I got married in Hong Kong to a Cantonese bride and it was decided quite early to mix up the ceremony as much as the marriage would be. This was more a decision made by the bride, the bride's mother and the bride's elder brother who was already married with kids (hence, family already had the full traditional Cantonese wedding done).
1.Pre-wedding photo shoot - how soon before the wedding should this be?
We did this a few months before purely because the idea is to have the main picture present at the entrance table to the banquet dinner.
2.Guo Da Li gifts to bride's family - not exactly sure when this should be, but know that I am expected to give a pig and hong bao to her mother (pin jin). Is this still common?

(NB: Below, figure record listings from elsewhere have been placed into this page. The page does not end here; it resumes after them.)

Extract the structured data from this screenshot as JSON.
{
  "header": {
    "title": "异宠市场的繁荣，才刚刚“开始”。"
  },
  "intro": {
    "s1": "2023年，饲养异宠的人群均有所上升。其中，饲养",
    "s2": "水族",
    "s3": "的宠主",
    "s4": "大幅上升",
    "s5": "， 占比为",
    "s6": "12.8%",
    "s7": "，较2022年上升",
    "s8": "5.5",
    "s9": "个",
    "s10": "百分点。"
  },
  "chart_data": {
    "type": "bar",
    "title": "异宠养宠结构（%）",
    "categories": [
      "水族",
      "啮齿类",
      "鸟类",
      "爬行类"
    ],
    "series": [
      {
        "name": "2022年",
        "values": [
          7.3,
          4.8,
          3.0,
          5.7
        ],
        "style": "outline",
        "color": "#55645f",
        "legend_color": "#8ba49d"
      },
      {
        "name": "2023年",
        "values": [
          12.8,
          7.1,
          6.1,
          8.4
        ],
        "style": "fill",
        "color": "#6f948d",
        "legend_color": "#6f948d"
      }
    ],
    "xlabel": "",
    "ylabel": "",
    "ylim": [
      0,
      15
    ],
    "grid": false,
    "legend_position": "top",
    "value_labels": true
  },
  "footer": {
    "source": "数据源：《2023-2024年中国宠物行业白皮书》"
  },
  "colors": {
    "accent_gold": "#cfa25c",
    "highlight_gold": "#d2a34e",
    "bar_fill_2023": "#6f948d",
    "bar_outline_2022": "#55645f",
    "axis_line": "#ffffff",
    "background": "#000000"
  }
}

Technically I skipped this, but there was a pig when..... see Point 5
3.ROM can be part of the wedding day or before - is this correct? How easy is it to fit it into the actual day?
Did the ceremony, signed the papers just before lunchtime then...... see Point 7. Later in the evening then we also had the formal banquet..... see Point 1.
4.Actual day starts with groom and brothers going to collect the bride. Bride's sisters require a series of challenges to be completed as well as hong bao! How much is acceptable to give the sisters?
Skipped this completely, neither myself nor the bride were comfortable with the idea of me carrying her down 22 flights of stairs., for example.
5. Tea Ceremony with bride's parents. Do we serve all of her older relatives?
Yes. Very easy and we also offered tea to the gods and past relatives, notably my (would be) F.i.L.
6. Groom takes bride back to grooms place for a further tea ceremony. My question here is what to do if the groom's parents are divorced and will not sit next to each other. Should we have 2 separate tea ceremonies? Also parents will be flying in, is it acceptable to have tea ceremonies in hotel suites /
Serviced Apartments?
Skipped. We did my parents (who had flown in from the UK) at the same time as...... see Point 5.
7. Lunch? where is it usually held? Groom's place?
We did lunch in a restuarant near the Registrars.
8. ROM ceremony - I assume this can be anywhere, not just the ROM building. Also, is it possible to ROM on any day of the week?
Pass.
9. Wedding banquet - Is it possible to cater for a mixture of Chinese, Jewish, Vegetarian, Muslim, Hindu guests? Also are there any traditions we should follow during the dinner? Guestbook? Cutting the cake? Going round the tables for a drink? Any others?
In HK we only had Chinese, except for myself and parents so the banquet was Chinese. We had the Guest Scroll for signing on the entrance table (also see Point 11) and a Red Packet book that would cross-check the names and tally up a total.

The scroll was supplied by.... see Point 1, so also has our picture on it. We did cut the cake and tour the tables toasting each separately. Others: We also did bend to tradition a little and play a couple of games dreamt up by the bride's girlfriends (see Point 4) though with it being public it was also relatively "safe". Other than that i can't think of anything else other than the mahjong.
10. On a more financial note, am I right in saying the couple usually pay for everything (photos, dress hire, banquet etc) and the hong bao covers some of it?
Correct. The whole point of the tradition and "Red Envelope" is to turn a profit whereby sending the new couple into married life with something in the bank, rather than three sets of cutlery, two kettles and a dishwasher.
11. Date - I heard there are auspicious dates to get married depending on the time of birth of bride and groom - how do we find out about ours?
Correct, but my wife did ours.
We realise that there may need to be a lot of compromises (afterall thats what marriage is about!), but appreciate any advice. Would love to hear about past experiences of mixed race weddings.
In addition to the wedding formalities in HK we went back to the UK and held another reception there, tagged onto a week in Paris beforehand that was some sort of "honeymoon" though six months after we got married.
My parents and I even decided to go a little "oriental" on their hide and took both our Scroll for everybody to sign AND have my mother send out Red Envelopes with the invitations. Whilst it sounds a bit "off" it actually went down really well with the family because they didn't have to do any thinking. We did another cutting of the cake, a disco and handed out favours as are traditional at home....... and got seriously rat @rsed, which is also traditional.